Marilyn Loeffel of the Memphis Commercial Appeal doesn’t like the fact that the Freedom From Religion Foundation is trying to stop the Memphis City Council from opening sessions with prayer.
And she uses her brilliant insight to tell us why FFRF is wrong:
A group in Wisconsin is interfering with our lifestyle down here in the Bible Belt. They want the Memphis City Council to discontinue opening its meetings with a prayer. If they knew how much this city needs prayer, they would stop meddling and mind their own business.
…
I say shame on believers for staying in their holy huddles and letting this intimidation happen. We have allowed the atheists to dictate where, when, how and if we pray. They got prayer out of public schools and we now reap the consequences, opening the door for more drugs, rape and school shootings. That’s why Memphians need to contact their council members and tell them to stand firm.
Wow. That’s a lot of crazy in one sentence. Atheism isn’t the cause of those problems and religion certainly isn’t the answer.
This isn’t that hard to understand, so I don’t know why Loeffel can’t wrap her mind around it.
Anyone can pray anywhere they would like. However, when the government gets involved, as it does in public schools, city council sessions, and taxpayer-funded programs, there can be no endorsement of one religion over another or religion over no religion.
If students want to pray at school, that’s fine. If teachers want to lead a public school class in prayer, that’s not fine.
If individual city council members want to pray, that’s fine. If they want to lead the entire council in prayer, that’s not fine.
Every “freethinker” in the world screams for tolerance. They want conservatives to tolerate liberals, believers to tolerate nonbelievers, right to tolerate left — never accepting the opposite to be fair. They are an example of the adage that if you tell a lie — such as the myth of “separation of church and state” — often enough, it becomes accepted as truth.
That phrase does not appear in our country’s founding documents.
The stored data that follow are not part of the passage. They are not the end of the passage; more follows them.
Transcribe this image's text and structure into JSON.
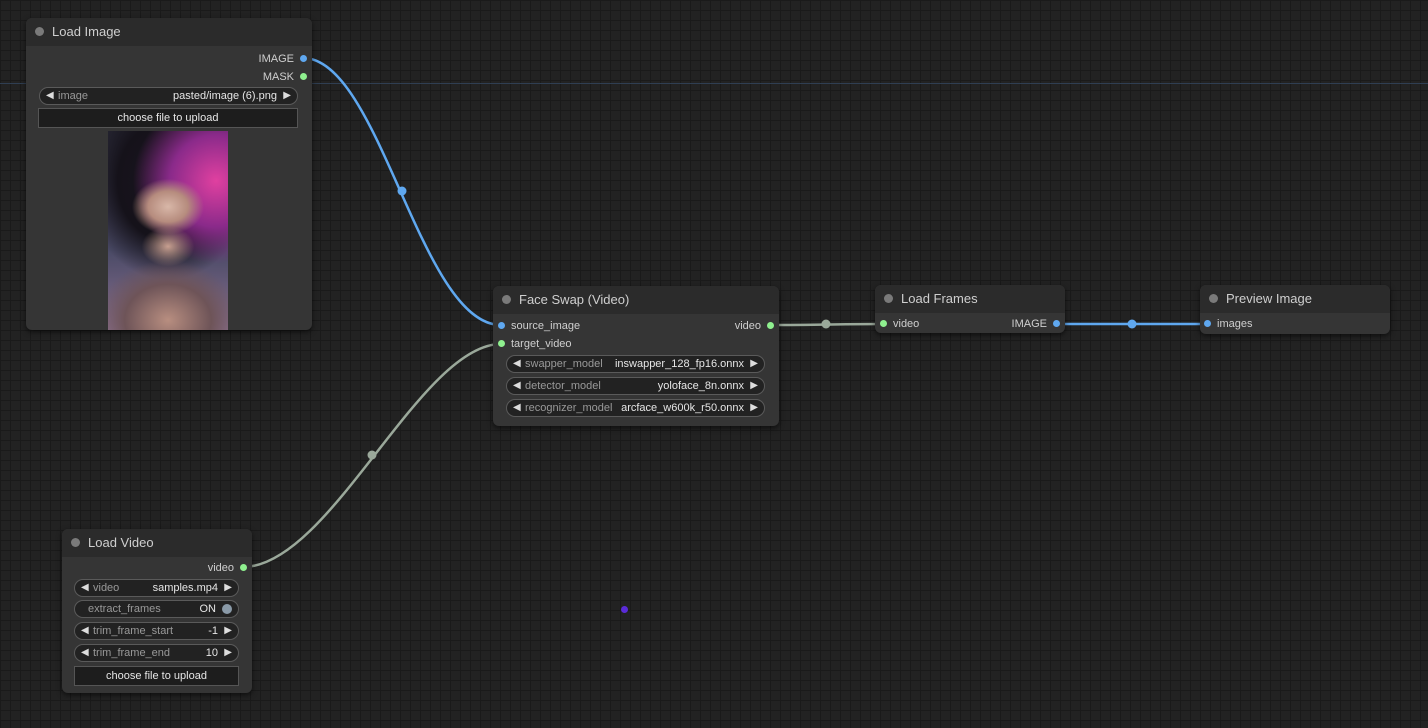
{
  "nodes": {
    "load_image": {
      "title": "Load Image",
      "outputs": [
        "IMAGE",
        "MASK"
      ],
      "image_widget": {
        "label": "image",
        "value": "pasted/image (6).png"
      },
      "upload_label": "choose file to upload"
    },
    "face_swap": {
      "title": "Face Swap (Video)",
      "inputs": [
        "source_image",
        "target_video"
      ],
      "output": "video",
      "widgets": [
        {
          "label": "swapper_model",
          "value": "inswapper_128_fp16.onnx"
        },
        {
          "label": "detector_model",
          "value": "yoloface_8n.onnx"
        },
        {
          "label": "recognizer_model",
          "value": "arcface_w600k_r50.onnx"
        }
      ]
    },
    "load_frames": {
      "title": "Load Frames",
      "input": "video",
      "output": "IMAGE"
    },
    "preview_image": {
      "title": "Preview Image",
      "input": "images"
    },
    "load_video": {
      "title": "Load Video",
      "output": "video",
      "widgets": {
        "video": {
          "label": "video",
          "value": "samples.mp4"
        },
        "extract_frames": {
          "label": "extract_frames",
          "value": "ON"
        },
        "trim_frame_start": {
          "label": "trim_frame_start",
          "value": "-1"
        },
        "trim_frame_end": {
          "label": "trim_frame_end",
          "value": "10"
        }
      },
      "upload_label": "choose file to upload"
    }
  },
  "colors": {
    "image_link": "#5fa8f0",
    "video_link": "#9aa89a",
    "image_pin": "#5fa8f0",
    "video_pin": "#8ff08f",
    "background": "#222222",
    "node": "#353535",
    "node_title": "#2b2b2b"
  },
  "icons": {
    "title_dot": "circle",
    "arrow_left": "triangle-left",
    "arrow_right": "triangle-right",
    "toggle": "circle-knob"
  }
}
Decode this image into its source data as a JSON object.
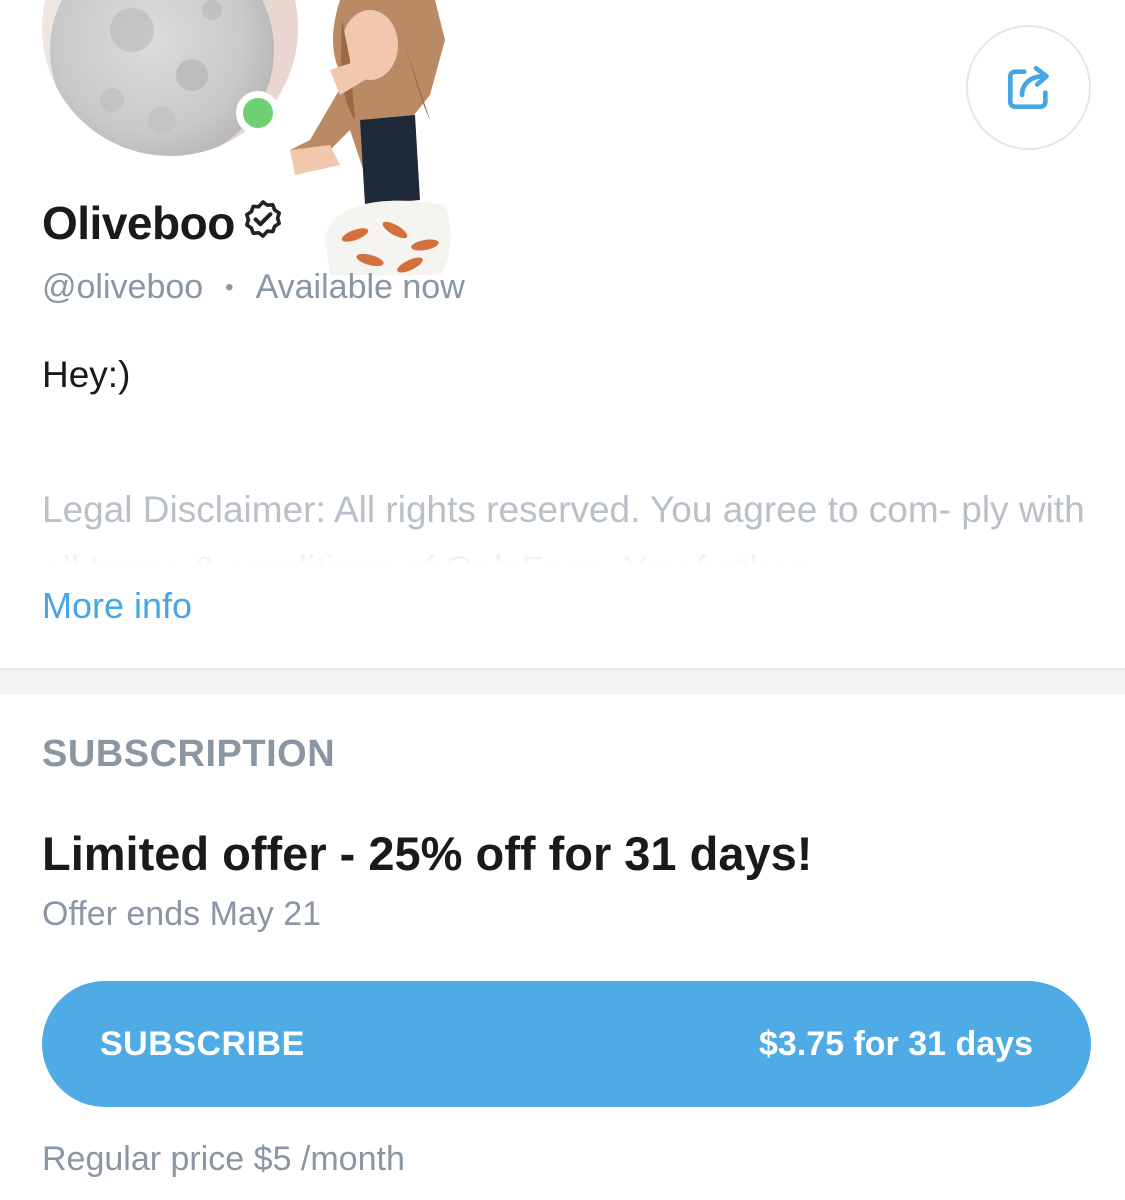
{
  "profile": {
    "name": "Oliveboo",
    "handle": "@oliveboo",
    "separator": "•",
    "status": "Available now",
    "bio": "Hey:)",
    "disclaimer": "Legal Disclaimer: All rights reserved. You agree to com- ply with all terms & conditions of OnlyFans. You further",
    "more_info": "More info"
  },
  "subscription": {
    "section_title": "SUBSCRIPTION",
    "offer_title": "Limited offer - 25% off for 31 days!",
    "offer_ends": "Offer ends May 21",
    "button_label": "SUBSCRIBE",
    "button_price": "$3.75 for 31 days",
    "regular_price": "Regular price $5 /month"
  },
  "colors": {
    "accent": "#4fabe6",
    "link": "#46a6e4",
    "muted": "#8a96a3",
    "online": "#6fcf72"
  },
  "icons": {
    "share": "share-icon",
    "verified": "verified-badge-icon"
  }
}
The First Amendment guarantees that one particular religion or denomination would not be forced upon the country, that no one would be allowed to infringe upon our rights to exercise and express our religious beliefs. It was, quite clearly, freedom for religion, not from religion. I interpret that to say that this Wisconsin group is wrong. It is their turn to tolerate us.
Also not appearing in the country’s founding documents: Jesus.
One of the commenters left a nice little message for her on the paper’s website:
Marilyn,
As a person who is religious, I do not want anyone in my child’s school teaching him how to pray. Ever.
That is my job and something I will do in the privacy of our own home. It is inappropriate for a school teacher or official to impose their religious standards, many of which are different from what I choose to teach my child.
And, Marilyn, if you allow Christian prayers in schools, then you also have to allow Muslim prayer, Buddhist prayer, Hindu prayer, Satanic invocations, etc. If you allow one, you certainly allow them all, and none of these do I wish my child to be forced to learn.
Also, I do not for one moment believe that the moment prayer was removed from schools that it was the same moment drugs, rape and shootings began. That is a result of many more elements than the lack of a prayer.
I am a religious and political conservative, Marilyn, but unlike you I do not wish to live in the America that you prescribe. I do not wish for your religion to become the governing body of our state or nation. I do not wish for other religions to do this either. If this would happen, we’d end up as a bunch of warring theocracies, no different than the middle east.
You, madam, are little more than a ranting and raving nut job, and I continue to find myself ashamed of your half-witted columns. You disgrace TRUE conservatives. I suspect that is the real reason the CA employs you.
Go away.
I couldn’t have said it any better myself.